Enjoy your taste buds with the nearby Mediterranean Lebanese dish. Draws out the ideal smoky and saucy preferences for Eggplant blended in with chickpeas, just with the delightful mix of National Blended Pickle.

Recipe Ingredient 

Eggplant 1

National Blended Pickle ½ cup

Dry Chickpeas – ¾ cup

Additional Virgin Olive Oil ½ Cup

Diced Onion 1 huge

Minced Garlic Cloves 5

National Salt to taste

Canned Tomatoes 1 ½ cup

Smoked Paprika 1 tbsp

Ground Cayenne Pepper 1 tbsp

Dried Mint 1 tbsp

Water 1 – 2 cup

Ingredients For Bread or Purian                                                                                                                                                                                                                                                                                                                                                       Flour 2 cups

Ghee 2 tbsp

National Salt to taste

Water to ply


Cut the eggplant in dainty roundabout cuts. Blend in with 1 tbsp of National Blended Pickle.

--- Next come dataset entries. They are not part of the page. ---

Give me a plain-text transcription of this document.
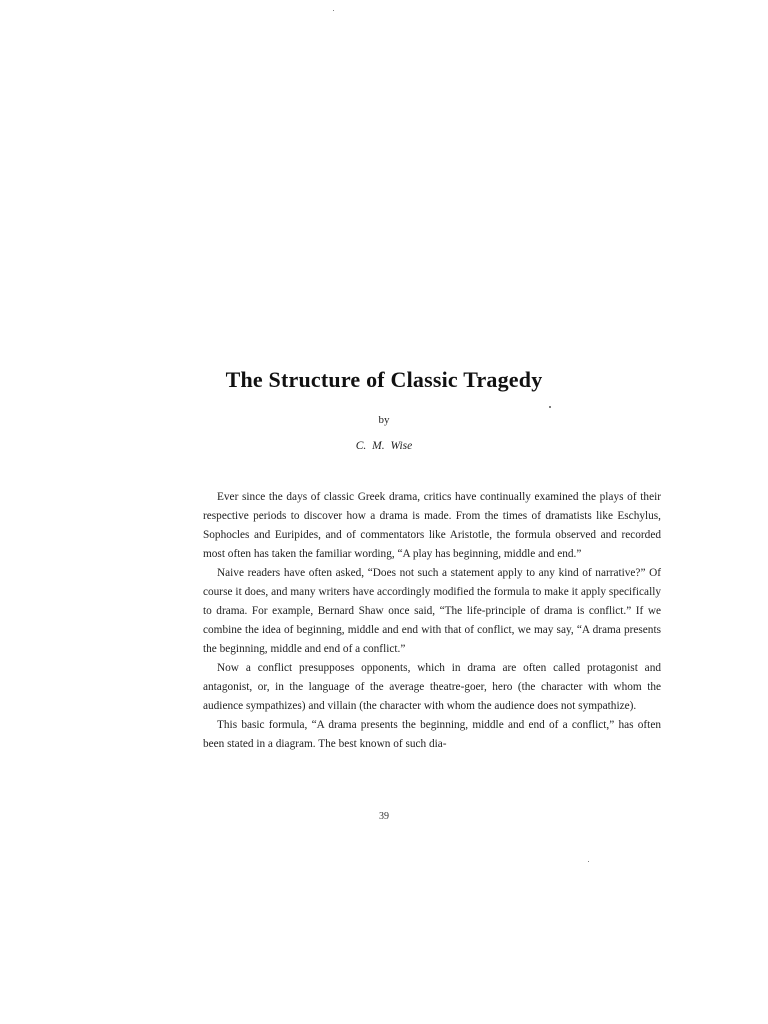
The Structure of Classic Tragedy
by
C. M. Wise

Ever since the days of classic Greek drama, critics have continually examined the plays of their respective periods to discover how a drama is made. From the times of dramatists like Eschylus, Sophocles and Euripides, and of commentators like Aristotle, the formula observed and recorded most often has taken the familiar wording, “A play has beginning, middle and end.”

Naive readers have often asked, “Does not such a statement apply to any kind of narrative?” Of course it does, and many writers have accordingly modified the formula to make it apply specifically to drama. For example, Bernard Shaw once said, “The life-principle of drama is conflict.” If we combine the idea of beginning, middle and end with that of conflict, we may say, “A drama presents the beginning, middle and end of a conflict.”

Now a conflict presupposes opponents, which in drama are often called protagonist and antagonist, or, in the language of the average theatre-goer, hero (the character with whom the audience sympathizes) and villain (the character with whom the audience does not sympathize).

This basic formula, “A drama presents the beginning, middle and end of a conflict,” has often been stated in a diagram. The best known of such dia-

39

Saute the eggplants in ½ cup of cooking oil until delicate.

In another pot heat ½ cup Olive Oil. Include ½ cup of hacked onions and a touch of salt and sauté until translucent, around 15 minutes.

Include the 3-4 garlic cloves and cook until garlic is delicate and fragrant.

Include ½ cup of tomato glue, 1 tsp paprika, seared eggplant, 1 cup depleted chickpeas, 2 tbsp National Blended Pickle and 1 tbsp dried mint. Bring to a stew and cook until flavors merge, around 20 minutes.

Add extra water as important to keep up a damp, stew-like consistency.

For Purian:

To get ready Purian, add 2 tbsp Ghee to 2 tbsp flour, ½ tsp of National Salt to taste and pour 1 cup water in the blend to make a mixture. Blend all the fixings by hand and manipulate them.

Make round bundles of the mixture, oil the batter light in Cooking Oil and level it with moving pin. Make dainty purian like this, turning them out.

Profound fry them in about a liter of cooking oil and on high fire until fresh.